ENTRETIEN - En 2023, l’Université de Montpellier aura son école de santé numérique, baptisée ESNbyUM : un campus numérique dématérialisé et interdisciplinaire innovant, l’un des 16 lauréats de l’appel à manifestation d’intérêt (AMI) "Compétences et métiers d’avenir" lancé par l’État dans le cadre du programme d’investissement d’avenir (PIA) 4 France 2030. Avec ce pôle d’excellence en santé numérique, l’université veut faire entrer des domaines jusqu’alors peu ou pas enseignés, comme les données de santé,...LA TRIBUNE - Vous êtes professeur à la Faculté de médecine de l'Université de Montpellier et praticien hospitalier au CHU. Quel rôle avez-vous joué dans la création de la future école de santé numérique, l'ESNbyUM ?

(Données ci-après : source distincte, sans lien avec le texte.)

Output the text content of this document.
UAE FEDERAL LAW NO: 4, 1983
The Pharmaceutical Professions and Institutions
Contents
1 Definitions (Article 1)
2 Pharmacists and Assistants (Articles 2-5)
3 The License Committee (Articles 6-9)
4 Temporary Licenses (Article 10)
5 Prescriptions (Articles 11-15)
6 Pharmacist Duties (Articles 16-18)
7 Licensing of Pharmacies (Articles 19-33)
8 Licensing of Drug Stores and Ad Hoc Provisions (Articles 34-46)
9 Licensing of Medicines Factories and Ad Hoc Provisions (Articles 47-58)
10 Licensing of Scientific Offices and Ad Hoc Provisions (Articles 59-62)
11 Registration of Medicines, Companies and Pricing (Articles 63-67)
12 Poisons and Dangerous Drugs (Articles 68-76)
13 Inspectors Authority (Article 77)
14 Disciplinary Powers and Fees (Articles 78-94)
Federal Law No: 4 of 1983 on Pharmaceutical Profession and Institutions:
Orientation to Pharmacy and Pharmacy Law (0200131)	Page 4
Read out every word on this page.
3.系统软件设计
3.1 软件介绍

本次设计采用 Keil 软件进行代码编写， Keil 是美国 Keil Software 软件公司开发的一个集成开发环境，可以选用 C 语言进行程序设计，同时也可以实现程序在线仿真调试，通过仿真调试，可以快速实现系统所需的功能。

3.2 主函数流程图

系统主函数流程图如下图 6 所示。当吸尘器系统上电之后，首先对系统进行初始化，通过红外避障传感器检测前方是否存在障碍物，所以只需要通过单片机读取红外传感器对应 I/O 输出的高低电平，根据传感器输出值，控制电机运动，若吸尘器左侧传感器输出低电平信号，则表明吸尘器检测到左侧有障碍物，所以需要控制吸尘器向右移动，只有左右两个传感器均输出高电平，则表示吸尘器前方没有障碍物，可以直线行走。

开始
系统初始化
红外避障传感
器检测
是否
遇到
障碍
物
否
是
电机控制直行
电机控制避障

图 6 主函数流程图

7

Maurice HAYOT - Pour ce projet, nous avons créé un consortium composé de l'Université de Montpellier et de 12 autres partenaires* : des établissements de soins, des organismes de formation et des entreprises privées. Mon rôle a été de mobiliser ces acteurs autour de la création d'une école de santé numérique. Ces dernières années, l'Université de Montpellier a mis en place plusieurs masters et diplômes d'université dans le domaine de la santé numérique, dont j'ai été responsable ou co-responsable, ce qui explique que j'ai été choisi pour porter ce projet.
Pourquoi cette école de santé numérique ? Il y avait des manques à combler ?

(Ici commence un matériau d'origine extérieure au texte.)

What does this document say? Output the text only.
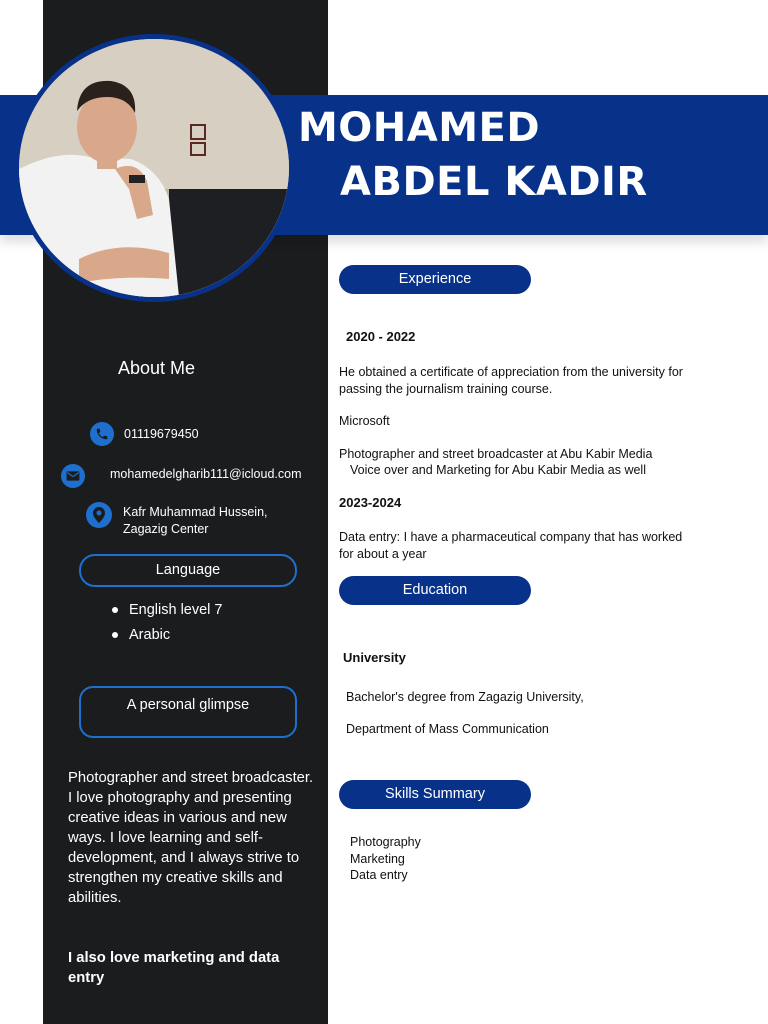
MOHAMED
ABDEL KADIR
About Me
01119679450
mohamedelgharib111@icloud.com
Kafr Muhammad Hussein,
Zagazig Center
Language
English level 7
Arabic
A personal glimpse
Photographer and street broadcaster.
I love photography and presenting creative ideas in various and new ways. I love learning and self-development, and I always strive to strengthen my creative skills and abilities.
I also love marketing and data entry
Experience
2020 - 2022
He obtained a certificate of appreciation from the university for passing the journalism training course.
Microsoft
Photographer and street broadcaster at Abu Kabir Media
Voice over and Marketing for Abu Kabir Media as well
2023-2024
Data entry: I have a pharmaceutical company that has worked for about a year
Education
University
Bachelor's degree from Zagazig University,
Department of Mass Communication
Skills Summary
Photography
Marketing
Data entry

Avec l'université de Montpellier, nous avons déjà mis en place des formations pionnières en santé numérique pour un nombre restreint d'étudiants. Car jusqu'à présent, les professionnels de santé, les paramédicaux et les travailleurs sociaux n'avaient pas de formation initiale dans le domaine. Nous avons aussi mené un travail de formation dans des formats limités à destination d'autres professionnels : les spécialistes du numérique, les ingénieurs, les spécialistes des sciences technologiques ou de gestion de projet... Et élargi notre réflexion aux juristes et aux spécialistes des affaires réglementaires. Tous ces besoins, nous les avions clairement identifiés. L'AMI (l'appel à manifestation d'intérêt, NDLR) "Compétences et métiers d'avenir" lancé par l'Etat est arrivé au bon moment : nous n'avons pas hésité un instant à nous lancer dans ce projet aussi vaste qu'ambitieux. C'était une occasion historique.
Qu'est ce qui est novateur dans ce projet : la diversité du public visé ou le contenu des formations ?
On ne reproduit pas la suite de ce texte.